I gave him some more water and this time he was able to drink.

I said, “Don’t worry, mate, you’re safe now,” and he made a sound which I think he intended as a laugh.

When he spoke again, his voice was stronger.

“Told these chaps I was entitled to a phone call, but they didn’t oblige. Any chance now?”

I thought he was delirious, then I saw what his one eye was looking at. The Ab with the pistol who’d been about to shoot him had a satellite phone in a pouch on his belt.

I bent down to remove it. The Ab opened his eyes. His mate was clearly dead but this one still had a spark. I gave him a promissory smile and took the phone. It was Eastern European I think, but basically the same as the ones in use back at base. I switched it on. The battery was charged.

I said, “Who do you want to ring?”

He said, “My wife,” and whispered a number.

I punched it in. I’m not a fanciful man but my mind was painting pictures now. It would be midnight back home. The phone would probably be ringing in a dark house. She’d hear it, sit up in bed, get up, and set off downstairs. She’d be part irritated, part concerned. Who could be calling at this time of night? It couldn’t be good news, that was for sure. Then she’d reach the phone and pick it up and…

“Hello?” said a woman’s voice in my ear.

I held out the phone but his fingers were broken and most of them had the nails ripped out, so I had to hold it to his ear.

“Hi, darling,” he said.

To me his voice sounded like glass crackling under a rolling pin, but there had to be enough there to recognize.

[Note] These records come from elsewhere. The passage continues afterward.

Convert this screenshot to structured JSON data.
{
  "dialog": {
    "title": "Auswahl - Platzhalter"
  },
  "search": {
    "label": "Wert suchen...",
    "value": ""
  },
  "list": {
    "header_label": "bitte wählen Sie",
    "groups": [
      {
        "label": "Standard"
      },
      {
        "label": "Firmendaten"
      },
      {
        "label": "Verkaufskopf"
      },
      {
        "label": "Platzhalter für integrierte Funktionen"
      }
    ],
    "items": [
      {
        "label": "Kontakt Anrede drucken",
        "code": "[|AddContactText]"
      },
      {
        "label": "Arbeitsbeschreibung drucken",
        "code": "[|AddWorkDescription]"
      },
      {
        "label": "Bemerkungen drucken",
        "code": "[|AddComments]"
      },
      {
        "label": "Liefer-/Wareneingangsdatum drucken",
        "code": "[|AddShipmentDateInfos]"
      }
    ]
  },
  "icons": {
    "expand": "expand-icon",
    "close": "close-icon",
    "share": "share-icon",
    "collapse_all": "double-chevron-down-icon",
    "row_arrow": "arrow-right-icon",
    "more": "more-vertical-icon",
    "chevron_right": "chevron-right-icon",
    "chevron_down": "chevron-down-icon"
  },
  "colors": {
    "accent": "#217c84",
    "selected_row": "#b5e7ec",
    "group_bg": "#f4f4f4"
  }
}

“Oh God,” she said. “Is that you?”

This was a conversation I didn’t want to listen to, but I had no choice. I tried to direct my mind away but when two voices a thousand miles apart are speaking the last words they’ll ever speak to each other, it’s impossible not to listen.

I won’t write their words here.

They wouldn’t look much if I did.

But at that time, in that place, with him knowing he was dying, and her beginning to understand it, they were so moving they blotted out for a moment the noise of gunfire and explosions in the street outside

But it couldn’t go on for long. It was a miracle he was still able to talk at all.

He stopped in midsyllable. And the din of battle returned.

And for me love stopped, hate returned.

I spoke into the phone.

“Sorry, love, he’s gone.”

What else was there to say? Nothing. Not then.

Maybe when I got home, I’d find this woman and tell her everything I knew about her husband’s death. She deserved that at least.

But for now I had more urgent business.

I bent over the Ab and gave him a drink from my canteen. He looked at me gratefully. Then he stopped looking grateful.

He only lasted a couple of minutes, which was disappointing.

I gave him one last kick and went to see if my lads had left any more of those murdering bastards for me to kill.